KDD CUP 2020 Automatic Graph Representation Learning: 1st Place Solution

Overview

KDD CUP 2020: AutoGraph

Team: aister


  • Members: Jianqiang Huang, Xingyuan Tang, Mingjian Chen, Jin Xu, Bohang Zheng, Yi Qi, Ke Hu, Jun Lei
  • Team Introduction: Most of our members come from the Search Ads Algorithm Team of the Meituan Dianping Advertising Platform Department. We participated in three of the five competitions held by KDD CUP 2020 and achieved promising results. We won first place in Debiasing(1/1895), first place in AutoGraph(1/149), and third place in Multimodalities Recall(3/1433).
  • Based on the business scenario of Meituan and Dianping App, the Search Ads Algorithm Team of Meituan Dianping has rich expertise in innovation and algorithm optimization in the field of cutting-edge technology, including but not limited to, conducting algorithm research and application in the fileds of Debiasing, Graph Learning and Multimodalities.
  • If you are interested in our team or would like to communicate with our team(b.t.w., we are hiring), you can email to [email protected].

Introduction


  • The competition inviting participants deploy AutoML solutions for graph representation learning, where node classification is chosen as the task to evaluate the quality of learned representations. There are 15 graph datasets which consists of five public datasets to develop AutoML solutions, five feedback datasets to evaluate solutions and other five unseen datasets for the final rankings. Each dataset contains the index value of the node, the processed characteristic value, and the weight of the directed edge. We proposed automatic solutions that can effectively and efficiently learn high-quality representation for each node based on the given features, neighborhood and structural information underlying the graph. Please refer to the competition official website for more details: https://www.automl.ai/competitions/3

Preprocess


  • Feature
    • The size of node degree can obviously represent the importance of node, but the information of node degree with too much value is easy to overfit. So we bucket the node degree.
    • Node index embedding
    • The multi-hop neighbor information of the node.

Model Architecture


  • Automatic proxy evaluation is a better method to select proper models for a new dataset. However, the extremely limited time budget does not allow online model selection. For a trade-off of accuracy and speed, we offline evaluate many models and empirically find that GCN, GAT, GraphSAGE, and TAGConv can get robust and good results on the 5 public dataset and 5 feedback datasets. Thus we use them for ensemble in this code.
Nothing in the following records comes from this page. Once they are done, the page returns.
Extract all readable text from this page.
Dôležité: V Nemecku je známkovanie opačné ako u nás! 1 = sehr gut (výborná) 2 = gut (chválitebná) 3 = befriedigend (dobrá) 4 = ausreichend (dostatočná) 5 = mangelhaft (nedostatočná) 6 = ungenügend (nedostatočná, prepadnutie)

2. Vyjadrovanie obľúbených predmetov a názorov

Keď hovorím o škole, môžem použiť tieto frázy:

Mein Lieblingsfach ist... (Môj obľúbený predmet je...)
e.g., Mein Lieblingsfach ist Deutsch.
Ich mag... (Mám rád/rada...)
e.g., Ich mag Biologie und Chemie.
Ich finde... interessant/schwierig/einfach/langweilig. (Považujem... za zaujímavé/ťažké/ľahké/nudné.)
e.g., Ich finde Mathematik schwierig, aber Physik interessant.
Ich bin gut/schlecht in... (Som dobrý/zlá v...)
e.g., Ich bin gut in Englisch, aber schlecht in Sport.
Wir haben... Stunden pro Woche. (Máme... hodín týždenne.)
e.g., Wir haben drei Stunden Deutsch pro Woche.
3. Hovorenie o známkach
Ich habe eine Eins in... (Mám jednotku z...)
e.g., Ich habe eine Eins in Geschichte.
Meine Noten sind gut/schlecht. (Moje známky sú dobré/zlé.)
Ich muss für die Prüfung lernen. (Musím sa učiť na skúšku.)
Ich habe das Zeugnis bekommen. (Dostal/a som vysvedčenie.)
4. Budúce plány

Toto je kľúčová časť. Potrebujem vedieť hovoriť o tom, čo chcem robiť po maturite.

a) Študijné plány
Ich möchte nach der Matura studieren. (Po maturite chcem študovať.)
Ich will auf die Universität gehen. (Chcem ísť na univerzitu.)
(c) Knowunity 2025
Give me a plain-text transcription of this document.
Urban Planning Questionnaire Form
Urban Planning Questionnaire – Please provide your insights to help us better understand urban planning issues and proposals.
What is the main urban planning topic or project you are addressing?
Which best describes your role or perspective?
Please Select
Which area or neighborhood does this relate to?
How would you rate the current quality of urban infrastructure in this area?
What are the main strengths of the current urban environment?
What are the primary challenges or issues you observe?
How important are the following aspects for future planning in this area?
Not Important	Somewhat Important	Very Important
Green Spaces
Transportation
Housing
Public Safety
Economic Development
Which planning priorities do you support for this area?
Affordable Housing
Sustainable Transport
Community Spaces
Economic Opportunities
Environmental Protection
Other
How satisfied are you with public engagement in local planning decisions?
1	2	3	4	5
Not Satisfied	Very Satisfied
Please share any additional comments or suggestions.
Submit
One can get better results using proxy evaluation.
  • We design different network structures for directed graph and undirected graph, sparse graph and dense graph, graph with node features and graph without node features.

Training Procedure


  • Search learning rate
    • lr_list = [0.05, 0.03, 0.01, 0.0075, 0.005, 0.003, 0.001, 0.0005]
    • Select the optimal learning rate of each model in this data set. After 16 rounds of training, choose the learning rate which get lowest loss(average of epoch 14th, 15th and 16th) in the model.
  • Estimate running time
    • By running the model, estimating the model initialization time and training time for each epoch.
    • The model training epochs are determined according to remaining time and running time of the model.
  • Training and validation
    • The difference of training epochs will lead to the big difference of model effect. It is very easy to overfit for the graph with only node ID information and no original features. So we adopt cross validation and early stopping, which makes the model more robust.
    • training with the following parameters:
      • Learning rate = best_lr
      • Loss: NLL Loss
      • Optimizer: Adam

Reproducibility


  • Requirement
    • Python==3.6
    • torch==1.4.0
    • torch-geometric==1.3.2
    • numpy==1.18.1
    • pandas==1.0.1
    • scikit-learn==0.19.1
  • Training
    • Run ingestion.py.

Reference


[1] Kipf T N, Welling M. Semi-supervised classification with graph convolutional networks[J]. arXiv preprint arXiv:1609.02907, 2016.
[2] Veličković P, Cucurull G, Casanova A, et al. Graph attention networks[J]. arXiv preprint arXiv:1710.10903, 2017.
[3] Hamilton W, Ying Z, Leskovec J. Inductive representation learning on large graphs[C]//Advances in neural information processing systems. 2017: 1024-1034.
[4] Du J, Zhang S, Wu G, et al. Topology adaptive graph convolutional networks[J]. arXiv preprint arXiv:1710.10370, 2017.

Face Depixelizer based on "PULSE: Self-Supervised Photo Upsampling via Latent Space Exploration of Generative Models" repository.

NOTE We have noticed a lot of concern that PULSE will be used to identify individuals whose faces have been blurred out. We want to emphasize that thi

Denis Malimonov 2k Dec 29, 2022
Implementation of the paper "Self-Promoted Prototype Refinement for Few-Shot Class-Incremental Learning"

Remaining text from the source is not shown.